Chicago-area hospitals have merger fever. Is it good for patients?
Chicago Tribune
By Lisa Schencker
October 25, 2017
Chicago-area health systems have merger fever, excitedly scooping up hospitals and joining forces in what they say is an effort to improve patient care and lower industry costs.
But is it good for consumers’ care or pocketbooks? Not always, according to research and real-life examples.
The list of Chicago-area hospitals teaming up with one another is ever-expanding. Just this month, Loyola Medicine announced plans to buy MacNeal Hospital in Berwyn and Rush said it would acquire Little Company of Mary Hospital and Health Care Centers.
Presence Health agreed in August to become part of Amita Health. University of Chicago Medicine finalized its merger last year with Ingalls Health System. Northwestern Medicine is still in talks to add Centegra Health System in the northwest suburbs.
Illinois, in fact, was among the top three states in the year’s third quarter for hospital deal announcements, along with New York and Pennsylvania, according to Skokie-based advisory and consulting firm Kaufman, Hall and Associates. Each had three transactions.
In Illinois, the leaders of Loyola, Rush, Northwestern, Amita and University of Chicago Medicine have all said acquiring more hospitals will help them improve patient care by giving more people in the acquired hospitals’ communities access to their services and, in some cases, lowering costs for the hospitals.
“I don’t see this as anything but a win for consumers,” said Amita President and CEO Mark Frey, in August, of Ascension’s plans to acquire the Presence hospitals, making them part of the Amita system.
But data show that hospital consolidations don’t always lead to lower prices or better care.
In some cases, mergers might financially stabilize hospitals so they can better serve their communities, said Martin Gaynor, a professor economics and health policy at Carnegie Mellon University.
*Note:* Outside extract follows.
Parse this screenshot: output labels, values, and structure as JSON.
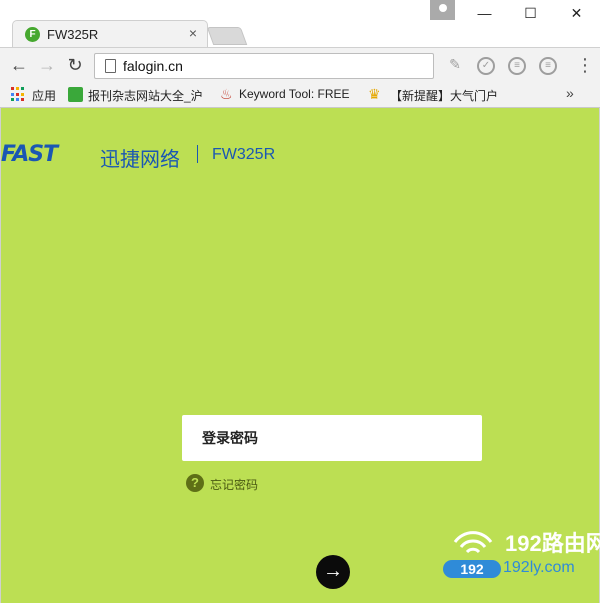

Presence and Little Company of Mary, for example, had faced financial struggles before they agreed to be acquired.
But generally, hospital consolidation results in higher prices for insurance companies, and those costs can be passed along to consumers through higher premiums and other payments, said Gaynor, who wrote, with a co-author, a 2012 review of studies on the issue, published by the Robert Wood Johnson Foundation. Insurers could pass those costs onto employers, which could affect wages or lead to higher premiums or skimpier benefits for workers.
When hospitals merge in markets that already have few competitors, prices can increase by more than 20 percent, according to Gaynor’s review.
“That is the story that plays out over and over and over again in the data,” said Amanda Starc, an associate professor at Northwestern University’s Kellogg School of Management.
The Chicago area already has seen a case of increased prices after a hospital merger.
In 2007, seven years after NorthShore University HealthSystem (then called Evanston Northwestern Healthcare) acquired Highland Park Hospital, the Federal Trade Commission ruled the deal was anti-competitive and resulted in higher prices for insurers and consumers. But the FTC allowed NorthShore to keep the hospital as long as it accepted guidelines in negotiating contracts with health insurance companies.
Some hospital systems, like those in the Chicago area, may now be setting their sights on suburban, community hospitals in hopes of avoiding heavy antitrust scrutiny, Starc said.
They may be trying to avoid a situation like the one Advocate Health Care and NorthShore recently faced when they tried to merge. Earlier this year, the two systems walked away from plans to unite after a federal judge ruled in favor of the FTC, which challenged the deal. The FTC alleged the merger would have reduced competition in the northern suburbs because the systems had geographically overlapping hospitals. That, the FTC said, would have led to higher prices for health care and lower incentives to improve the quality of care.